Dans une salle privée, « l’utilisateur n’a l’accès qu’au document dont le mot de passe est chiffré avec sa clé publique », précise l’éditeur. Un utilisateur peut toujours télécharger le fichier en question. S’il essaye de l’ouvrir avec un client différent d’Onlyoffice, il lui sera demandé un mot de passe, inaccessible, puisque géré automatiquement. Par ailleurs, les algorithmes employés réduisent les chances de succès d’attaque par force brute, assure Ascencio System. « L’épuisement de ce chiffrement nécessiterait d’utiliser 50 superordinateurs pendant environ 3×1051 ans », vante-t-il.

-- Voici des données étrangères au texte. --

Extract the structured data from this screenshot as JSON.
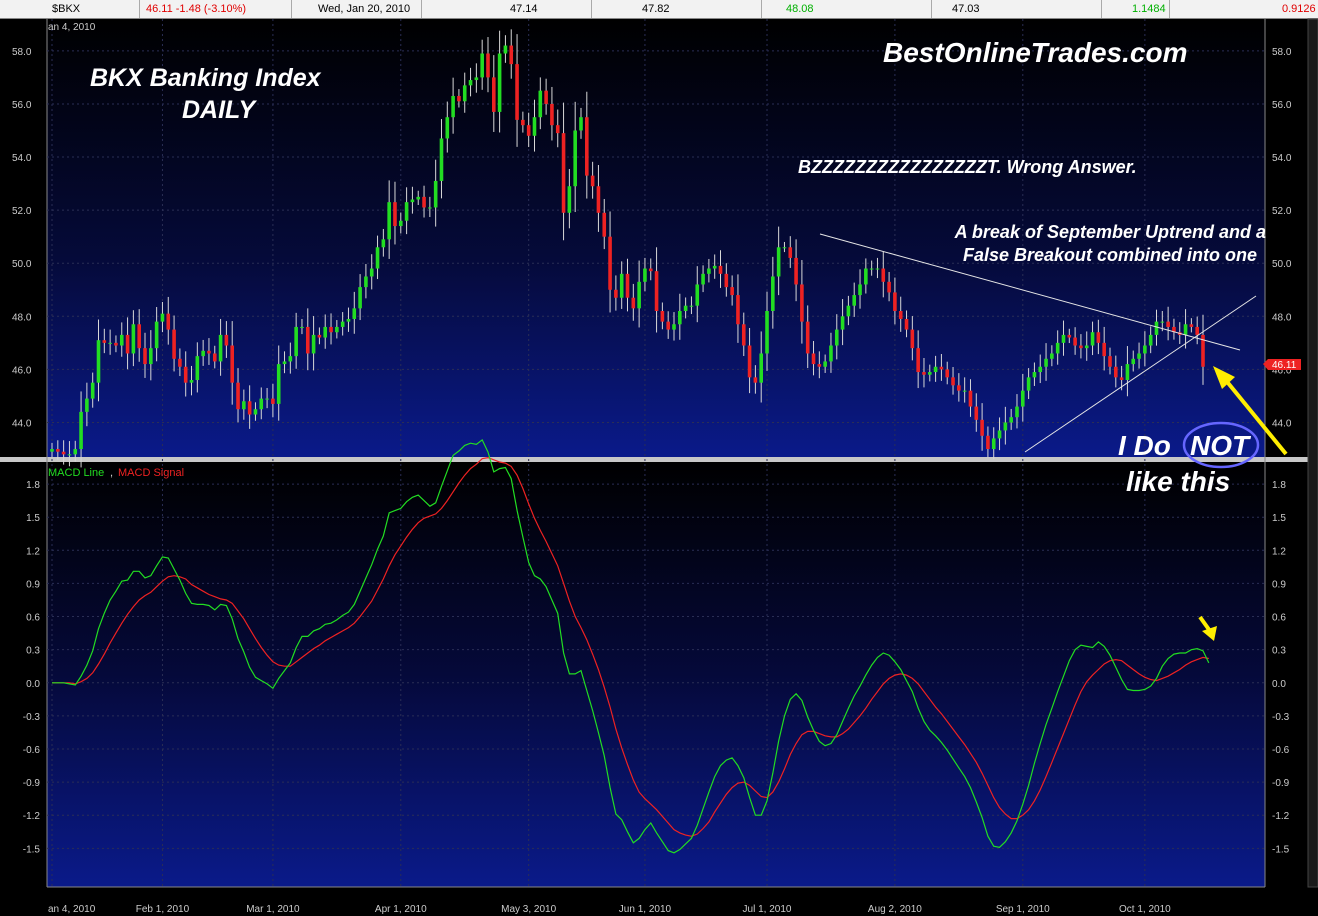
{
  "header": {
    "symbol": "$BKX",
    "quote": "46.11 -1.48 (-3.10%)",
    "date": "Wed, Jan 20, 2010",
    "open": "47.14",
    "high": "47.82",
    "close": "48.08",
    "low": "47.03",
    "macd_value": "1.1484",
    "signal_value": "0.9126"
  },
  "colors": {
    "up_candle": "#22dd22",
    "down_candle": "#ee2222",
    "macd_line": "#22dd22",
    "signal_line": "#ee2222",
    "annotation_arrow": "#ffee00",
    "not_circle": "#6666ff",
    "price_tag": "#ee2222"
  },
  "annotations": {
    "site": "BestOnlineTrades.com",
    "title_line1": "BKX Banking Index",
    "title_line2": "DAILY",
    "buzz": "BZZZZZZZZZZZZZZZZT.  Wrong Answer.",
    "break_line1": "A break of September Uptrend and a",
    "break_line2": "False Breakout combined into one",
    "i_do": "I Do",
    "not": "NOT",
    "like_this": "like this",
    "price_tag": "46.11",
    "start_date": "an 4, 2010"
  },
  "chart_data": [
    {
      "type": "candlestick",
      "ylim": [
        42.7,
        59.2
      ],
      "yticks": [
        "44.0",
        "46.0",
        "48.0",
        "50.0",
        "52.0",
        "54.0",
        "56.0",
        "58.0"
      ],
      "ytick_values": [
        44,
        46,
        48,
        50,
        52,
        54,
        56,
        58
      ],
      "xtick_labels": [
        "an 4, 2010",
        "Feb 1, 2010",
        "Mar 1, 2010",
        "Apr 1, 2010",
        "May 3, 2010",
        "Jun 1, 2010",
        "Jul 1, 2010",
        "Aug 2, 2010",
        "Sep 1, 2010",
        "Oct 1, 2010"
      ],
      "xtick_index": [
        0,
        19,
        38,
        60,
        82,
        102,
        123,
        145,
        167,
        188
      ],
      "grid": true,
      "closes": [
        43.0,
        42.9,
        42.8,
        42.8,
        43.0,
        44.4,
        44.9,
        45.5,
        47.1,
        47.0,
        47.0,
        46.9,
        47.3,
        46.6,
        47.7,
        46.8,
        46.2,
        46.8,
        47.8,
        48.1,
        47.5,
        46.4,
        46.1,
        45.5,
        45.6,
        46.5,
        46.7,
        46.6,
        46.3,
        47.3,
        46.9,
        45.5,
        44.5,
        44.8,
        44.3,
        44.5,
        44.9,
        44.9,
        44.7,
        46.2,
        46.3,
        46.5,
        47.6,
        47.6,
        46.6,
        47.3,
        47.2,
        47.6,
        47.4,
        47.6,
        47.8,
        47.9,
        48.3,
        49.1,
        49.5,
        49.8,
        50.6,
        50.9,
        52.3,
        51.4,
        51.6,
        52.3,
        52.4,
        52.5,
        52.1,
        52.1,
        53.1,
        54.7,
        55.5,
        56.3,
        56.1,
        56.7,
        56.9,
        57.0,
        57.9,
        57.0,
        55.7,
        57.9,
        58.2,
        57.5,
        55.4,
        55.2,
        54.8,
        55.5,
        56.5,
        56.0,
        55.2,
        54.9,
        51.9,
        52.9,
        55.0,
        55.5,
        53.3,
        52.9,
        51.9,
        51.0,
        49.0,
        48.7,
        49.6,
        48.7,
        48.3,
        49.3,
        49.8,
        49.7,
        48.2,
        47.8,
        47.5,
        47.7,
        48.2,
        48.4,
        48.4,
        49.2,
        49.6,
        49.8,
        49.9,
        49.6,
        49.1,
        48.8,
        47.7,
        46.9,
        45.7,
        45.5,
        46.6,
        48.2,
        49.5,
        50.6,
        50.6,
        50.2,
        49.2,
        47.8,
        46.6,
        46.2,
        46.1,
        46.3,
        46.9,
        47.5,
        48.0,
        48.4,
        48.8,
        49.2,
        49.8,
        49.8,
        49.8,
        49.3,
        48.9,
        48.2,
        47.9,
        47.5,
        46.8,
        45.9,
        45.8,
        45.9,
        46.1,
        46.0,
        45.7,
        45.4,
        45.2,
        45.2,
        44.6,
        44.1,
        43.5,
        43.0,
        43.4,
        43.7,
        44.0,
        44.2,
        44.6,
        45.2,
        45.7,
        45.9,
        46.1,
        46.4,
        46.6,
        47.0,
        47.3,
        47.2,
        46.9,
        46.8,
        46.9,
        47.4,
        47.0,
        46.5,
        46.1,
        45.7,
        45.6,
        46.2,
        46.4,
        46.6,
        46.9,
        47.3,
        47.8,
        47.8,
        47.6,
        47.4,
        47.3,
        47.7,
        47.6,
        47.3,
        46.1
      ]
    },
    {
      "type": "line",
      "ylim": [
        -1.85,
        2.0
      ],
      "yticks": [
        "-1.5",
        "-1.2",
        "-0.9",
        "-0.6",
        "-0.3",
        "0.0",
        "0.3",
        "0.6",
        "0.9",
        "1.2",
        "1.5",
        "1.8"
      ],
      "ytick_values": [
        -1.5,
        -1.2,
        -0.9,
        -0.6,
        -0.3,
        0.0,
        0.3,
        0.6,
        0.9,
        1.2,
        1.5,
        1.8
      ],
      "grid": true,
      "series": [
        {
          "name": "MACD Line",
          "values": [
            0.0,
            0.0,
            0.0,
            -0.01,
            -0.02,
            0.06,
            0.16,
            0.29,
            0.49,
            0.63,
            0.75,
            0.83,
            0.92,
            0.93,
            1.01,
            1.01,
            0.95,
            0.97,
            1.06,
            1.14,
            1.13,
            1.03,
            0.93,
            0.81,
            0.72,
            0.71,
            0.71,
            0.7,
            0.66,
            0.71,
            0.7,
            0.58,
            0.4,
            0.28,
            0.14,
            0.05,
            0.02,
            -0.01,
            -0.05,
            0.04,
            0.11,
            0.18,
            0.32,
            0.42,
            0.42,
            0.47,
            0.49,
            0.53,
            0.54,
            0.57,
            0.61,
            0.64,
            0.71,
            0.83,
            0.95,
            1.07,
            1.21,
            1.33,
            1.54,
            1.56,
            1.58,
            1.64,
            1.68,
            1.7,
            1.65,
            1.6,
            1.63,
            1.78,
            1.92,
            2.06,
            2.1,
            2.15,
            2.17,
            2.16,
            2.2,
            2.09,
            1.91,
            1.94,
            1.95,
            1.85,
            1.56,
            1.32,
            1.09,
            0.97,
            0.94,
            0.87,
            0.75,
            0.63,
            0.27,
            0.08,
            0.08,
            0.11,
            -0.07,
            -0.25,
            -0.45,
            -0.66,
            -0.95,
            -1.19,
            -1.24,
            -1.35,
            -1.45,
            -1.41,
            -1.33,
            -1.27,
            -1.36,
            -1.44,
            -1.52,
            -1.54,
            -1.51,
            -1.46,
            -1.41,
            -1.29,
            -1.14,
            -0.99,
            -0.85,
            -0.75,
            -0.7,
            -0.68,
            -0.75,
            -0.86,
            -1.04,
            -1.2,
            -1.2,
            -1.07,
            -0.82,
            -0.53,
            -0.3,
            -0.15,
            -0.1,
            -0.16,
            -0.31,
            -0.43,
            -0.53,
            -0.57,
            -0.55,
            -0.47,
            -0.35,
            -0.23,
            -0.12,
            -0.03,
            0.07,
            0.16,
            0.23,
            0.27,
            0.25,
            0.19,
            0.12,
            0.02,
            -0.08,
            -0.23,
            -0.35,
            -0.43,
            -0.48,
            -0.54,
            -0.61,
            -0.69,
            -0.77,
            -0.85,
            -0.95,
            -1.08,
            -1.22,
            -1.39,
            -1.48,
            -1.49,
            -1.44,
            -1.36,
            -1.25,
            -1.1,
            -0.93,
            -0.73,
            -0.55,
            -0.38,
            -0.23,
            -0.08,
            0.06,
            0.2,
            0.3,
            0.34,
            0.33,
            0.32,
            0.37,
            0.33,
            0.25,
            0.14,
            0.03,
            -0.06,
            -0.07,
            -0.07,
            -0.06,
            -0.03,
            0.04,
            0.15,
            0.22,
            0.26,
            0.27,
            0.27,
            0.3,
            0.31,
            0.29,
            0.18
          ]
        },
        {
          "name": "MACD Signal",
          "values": [
            0.0,
            0.0,
            0.0,
            -0.0,
            -0.01,
            0.01,
            0.04,
            0.09,
            0.17,
            0.26,
            0.36,
            0.45,
            0.54,
            0.62,
            0.69,
            0.75,
            0.79,
            0.82,
            0.87,
            0.92,
            0.96,
            0.97,
            0.96,
            0.94,
            0.89,
            0.86,
            0.83,
            0.8,
            0.78,
            0.76,
            0.75,
            0.72,
            0.65,
            0.58,
            0.49,
            0.4,
            0.32,
            0.25,
            0.19,
            0.16,
            0.15,
            0.15,
            0.19,
            0.23,
            0.27,
            0.31,
            0.34,
            0.38,
            0.41,
            0.44,
            0.47,
            0.5,
            0.54,
            0.6,
            0.67,
            0.74,
            0.84,
            0.94,
            1.06,
            1.16,
            1.24,
            1.32,
            1.39,
            1.45,
            1.49,
            1.51,
            1.53,
            1.58,
            1.65,
            1.73,
            1.81,
            1.88,
            1.94,
            1.98,
            2.03,
            2.04,
            2.02,
            2.0,
            1.99,
            1.96,
            1.88,
            1.76,
            1.62,
            1.49,
            1.38,
            1.28,
            1.17,
            1.06,
            0.9,
            0.74,
            0.6,
            0.5,
            0.39,
            0.26,
            0.12,
            -0.04,
            -0.22,
            -0.42,
            -0.59,
            -0.74,
            -0.88,
            -0.99,
            -1.05,
            -1.1,
            -1.15,
            -1.21,
            -1.27,
            -1.33,
            -1.36,
            -1.38,
            -1.39,
            -1.37,
            -1.32,
            -1.26,
            -1.17,
            -1.09,
            -1.01,
            -0.95,
            -0.91,
            -0.9,
            -0.93,
            -0.98,
            -1.03,
            -1.04,
            -0.99,
            -0.9,
            -0.78,
            -0.65,
            -0.55,
            -0.47,
            -0.44,
            -0.44,
            -0.46,
            -0.48,
            -0.49,
            -0.49,
            -0.46,
            -0.42,
            -0.36,
            -0.3,
            -0.23,
            -0.15,
            -0.08,
            -0.01,
            0.04,
            0.07,
            0.08,
            0.07,
            0.04,
            -0.01,
            -0.08,
            -0.15,
            -0.22,
            -0.28,
            -0.35,
            -0.42,
            -0.49,
            -0.56,
            -0.64,
            -0.72,
            -0.82,
            -0.93,
            -1.04,
            -1.13,
            -1.19,
            -1.23,
            -1.23,
            -1.2,
            -1.15,
            -1.07,
            -0.97,
            -0.85,
            -0.72,
            -0.59,
            -0.46,
            -0.33,
            -0.2,
            -0.08,
            0.01,
            0.07,
            0.12,
            0.17,
            0.2,
            0.21,
            0.2,
            0.16,
            0.12,
            0.08,
            0.05,
            0.03,
            0.02,
            0.04,
            0.06,
            0.09,
            0.12,
            0.16,
            0.19,
            0.21,
            0.23,
            0.22
          ]
        }
      ],
      "legend": "top-left"
    }
  ]
}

Des restrictions dues au format OOXML
Il existe pour l’instant des limitations. La première d’entre elles concerne le type de document. OnlyOffice offre une protection pour les fichiers au format OOXML, c’est-à-dire DOCX, XLSX et PPTX. Pourtant, c’est bien ce standard qui facilite le chiffrement. « Cette structure de fichiers permet de crypter les documents et de stocker les données non cryptées d’informations à côté, dans un seul fichier. Lorsque celles-ci sont cryptées au moyen de l’AES – les données XML cryptées sont placées dans un fichier au format binaire de fichier composé (MS-CFB) qui contient également les informations nécessaires au déchiffrement du document », lit-on dans un livre blanc fourni par l’éditeur.
Porte parole OnlyOffice
De manière plus pratique, il n’est pas possible de décrypter, redistribuer, de restaurer ou de copier les documents. De même, les salles privées empêchent le chargement de fichiers extérieurs. L’éditeur recommande d’ailleurs l’installation du serveur sur un réseau privé. Les données au repos sur le serveur Enterprise ou Community sont chiffrées par le biais de l’algorithme AES-256 CBC.
« Nous planifions d’aller plus loin en ajoutant cette fonctionnalité [de chiffrement bout en bout] dans notre solution SaaS, les applications mobiles et dans les intégrations avec les services tiers […] Nous envisageons aussi la possibilité d’ajouter le chiffrement de bout en bout dans notre service de courrier électronique et la messagerie instantanée », indique un porte-parole d’OnlyOffice.
Par ailleurs, certains utilisateurs ont déjà réclamé le support d’autres formats de fichiers, la signature numérique des documents protégés et l’ajout d’un système de clé maître.